Figure 4. The eutA operon, and not the eutG transcriptional unit, is essential for ethanolamine metabolism in C. difficile

Growth curve with 630Δerm (black squares), eutA (MC394; blue circles) and the eutG strain (MC346; orange triangles) grown in modified minimal medium (MMM; open symbols) and with the addition of 15 mM ethanolamine (EA; filled symbols). Averages and standard deviations of three independent experiments shown.

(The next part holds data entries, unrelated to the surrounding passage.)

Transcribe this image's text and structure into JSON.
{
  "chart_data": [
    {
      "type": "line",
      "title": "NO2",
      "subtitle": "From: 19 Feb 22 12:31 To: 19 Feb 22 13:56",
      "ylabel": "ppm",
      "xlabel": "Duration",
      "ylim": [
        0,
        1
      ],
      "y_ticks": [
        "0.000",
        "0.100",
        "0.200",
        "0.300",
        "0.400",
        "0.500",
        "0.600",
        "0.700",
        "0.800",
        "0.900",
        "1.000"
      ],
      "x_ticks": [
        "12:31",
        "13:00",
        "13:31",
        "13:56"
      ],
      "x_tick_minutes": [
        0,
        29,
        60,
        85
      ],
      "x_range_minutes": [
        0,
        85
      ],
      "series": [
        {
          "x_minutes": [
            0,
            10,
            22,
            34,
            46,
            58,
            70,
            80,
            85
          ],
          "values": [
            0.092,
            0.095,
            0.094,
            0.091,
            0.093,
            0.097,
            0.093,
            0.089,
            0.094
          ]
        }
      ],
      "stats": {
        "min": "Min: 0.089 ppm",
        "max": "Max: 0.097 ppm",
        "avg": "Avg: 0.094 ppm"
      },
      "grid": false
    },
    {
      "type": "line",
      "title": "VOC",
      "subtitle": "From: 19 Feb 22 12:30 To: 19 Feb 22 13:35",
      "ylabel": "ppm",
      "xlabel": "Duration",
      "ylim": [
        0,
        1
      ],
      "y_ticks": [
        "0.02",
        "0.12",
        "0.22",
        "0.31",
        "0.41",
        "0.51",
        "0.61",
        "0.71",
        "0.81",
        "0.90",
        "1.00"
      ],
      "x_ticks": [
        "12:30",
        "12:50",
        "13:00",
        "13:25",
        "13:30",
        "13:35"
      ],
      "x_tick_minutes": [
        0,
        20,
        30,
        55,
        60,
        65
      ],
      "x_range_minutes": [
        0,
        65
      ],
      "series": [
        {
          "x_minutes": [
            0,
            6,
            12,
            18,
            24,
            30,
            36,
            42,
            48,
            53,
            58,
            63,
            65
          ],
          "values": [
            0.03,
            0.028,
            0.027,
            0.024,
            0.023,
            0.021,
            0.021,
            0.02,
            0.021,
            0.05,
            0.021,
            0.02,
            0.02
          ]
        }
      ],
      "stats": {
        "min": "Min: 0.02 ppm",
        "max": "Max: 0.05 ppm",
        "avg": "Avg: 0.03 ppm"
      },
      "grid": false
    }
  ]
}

Figure 5. Insertional disruption of eutG does not affect transcription of downstream genes

qRT-PCR analysis of eutG, eutS, eutP, eutV and eutW expression in 630Δerm and the eutG mutant (MC346) grown in 70:30 broth with and without the addition of 15 mM ethanolamine (EA). Samples for RNA isolation were collected two hours after the transition into stationary phase (T₂). The means and standard error of the means for three biological replicates are shown. Gene expression of 630Δerm and the eutG mutant were compared for each condition using the Student’s two-tailed t-test. * indicates p ≤ 0.05.

Figure 6. A eutA mutant is more virulent in the hamster model of CDI

A) Kaplan-Meier survival curve representing the results from three independent experiments of Syrian golden hamsters infected with C. difficile strain 630Δerm (n=17) or the eutA mutant (MC394; n=17). The mean times to morbidity were 56 +/− 39.6 h for 630Δerm and 33.7 +/− 4.3 h for the eutA mutant (P ≤ 0.01, log rank test). B) Total CFU of C. difficile were enumerated from hamster cecal samples collected post-mortem. Solid lines represent the median CFU for each strain and the dotted line denotes the limit of detection (2 × 10¹ CFU ml⁻¹). CFU for the mutant and parent strains were compared using the Student’s two-tailed t test (no statistically significant differences were observed).

Figure 7. Ethanolamine metabolism does not impact expression of known virulence factors in vitro

qRT-PCR analysis of A) tcdA, B) tcdB, C) pilA1 and D) fliC expression in 630Δerm and the eutA mutant (MC394) grown in 70:30 broth with and without the addition of 15 mM EA. Samples for RNA isolation were collected during logarithmic growth (Log, OD₆₀₀ of 0.5) and four hours after the transition into stationary phase (T4, late stationary). The means and standard error of the means of four biological replicates are shown. Gene expression of 630Δerm and the eutA mutant were compared at each timepoint and condition using the Student’s two-tailed t-test. * indicates p ≤ 0.05 (no significant differences were observed).